Ed è sull’onda di questo monito che ancora oggi i Sami combattono una vera e propria battaglia contro ciò che rischia di ferire o rovinare il luogo dove vivono e che, come ci tengono a sottolineare, è lo stesso dove tutti noi viviamo.
Il caso più recente è quello che vede coinvolto il fiordo di Repparfjord dove una compagnia mineraria, la Nussir Asa, ha provato a costruire una miniera di rame. Un gruppo di attivisti ha istituito il Markopp Camp, un presidio creato con il fine di bloccare i lavori per la costruzione della miniera e che oggi vede coinvolti Sami della tundra, Sami della costa e persone sensibili al tema dello sviluppo sostenibile provenienti da tutta la Norvegia.
La preoccupazione è che i lavori di costruzione e il successivo smaltimento dei rifiuti possano distruggere l’habitat del fiordo e minacciare la biodiversità, rendendo così il fiordo non più pescoso. È un capo Sami della Tundra a guidare la protesta: Utsi, un uomo poco più che 60enne che ha dedicato la propria vita all’allevamento delle renne.
È lui a spiegarci che in passato questa zona era già stata interessata dalla costruzione di una miniera: era il 1970 e gli scavi minerari avevano praticamente reso inutilizzabile l’area. Ora gli scarti di produzione previsti sono circa 20 volte superiori a quelli creati con la prima miniera.
È del 2018, infatti, una legge norvegese che impedisce la dispersione in mare di rifiuti delle miniera ma all’epoca la società Nussir era già in possesso dei permessi. Ad oggi comunque, grazie al lavoro congiunto degli attivisti e del governo, i lavori sono stati fermati e per ora lo stop è valido sino al 2022.

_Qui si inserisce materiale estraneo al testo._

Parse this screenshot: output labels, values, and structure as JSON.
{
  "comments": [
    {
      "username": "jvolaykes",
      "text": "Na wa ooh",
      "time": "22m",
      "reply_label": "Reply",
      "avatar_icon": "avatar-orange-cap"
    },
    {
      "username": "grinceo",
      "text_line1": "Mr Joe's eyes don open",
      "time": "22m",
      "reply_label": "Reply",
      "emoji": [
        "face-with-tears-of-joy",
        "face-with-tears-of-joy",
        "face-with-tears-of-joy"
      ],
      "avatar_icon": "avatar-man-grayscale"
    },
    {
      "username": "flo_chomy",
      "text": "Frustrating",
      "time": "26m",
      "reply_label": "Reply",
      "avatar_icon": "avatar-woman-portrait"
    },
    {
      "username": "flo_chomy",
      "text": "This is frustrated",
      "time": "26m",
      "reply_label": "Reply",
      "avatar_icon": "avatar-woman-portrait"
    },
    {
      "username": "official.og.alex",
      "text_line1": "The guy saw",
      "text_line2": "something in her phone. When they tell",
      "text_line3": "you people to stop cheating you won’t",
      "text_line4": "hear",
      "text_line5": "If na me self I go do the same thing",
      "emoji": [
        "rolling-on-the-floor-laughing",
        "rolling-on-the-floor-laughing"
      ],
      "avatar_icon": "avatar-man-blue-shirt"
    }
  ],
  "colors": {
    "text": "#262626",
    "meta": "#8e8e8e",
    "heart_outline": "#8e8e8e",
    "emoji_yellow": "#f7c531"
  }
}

A interessarsi del caso, lo scorso luglio, è anche Greta Thunberg, nota attivista svedese sempre in prima linea su argomenti oggi fondamentali come lo sviluppo sostenibile e il cambiamento climatico.
Uno fra gli esponenti più importanti della causa di Repparfjord è Beaskka Niillas , coinvolto anche nell’organizzazione del Padiglione Sami alla prossima Biennale di Venezia.
Con lui a combattere per la preservazione di Repparfjord, la moglie: Sara Marielle Gaup Beaska, nota cantante di “joik” tradizionali e sostenitrice delle battaglie in difesa dell’ambiente.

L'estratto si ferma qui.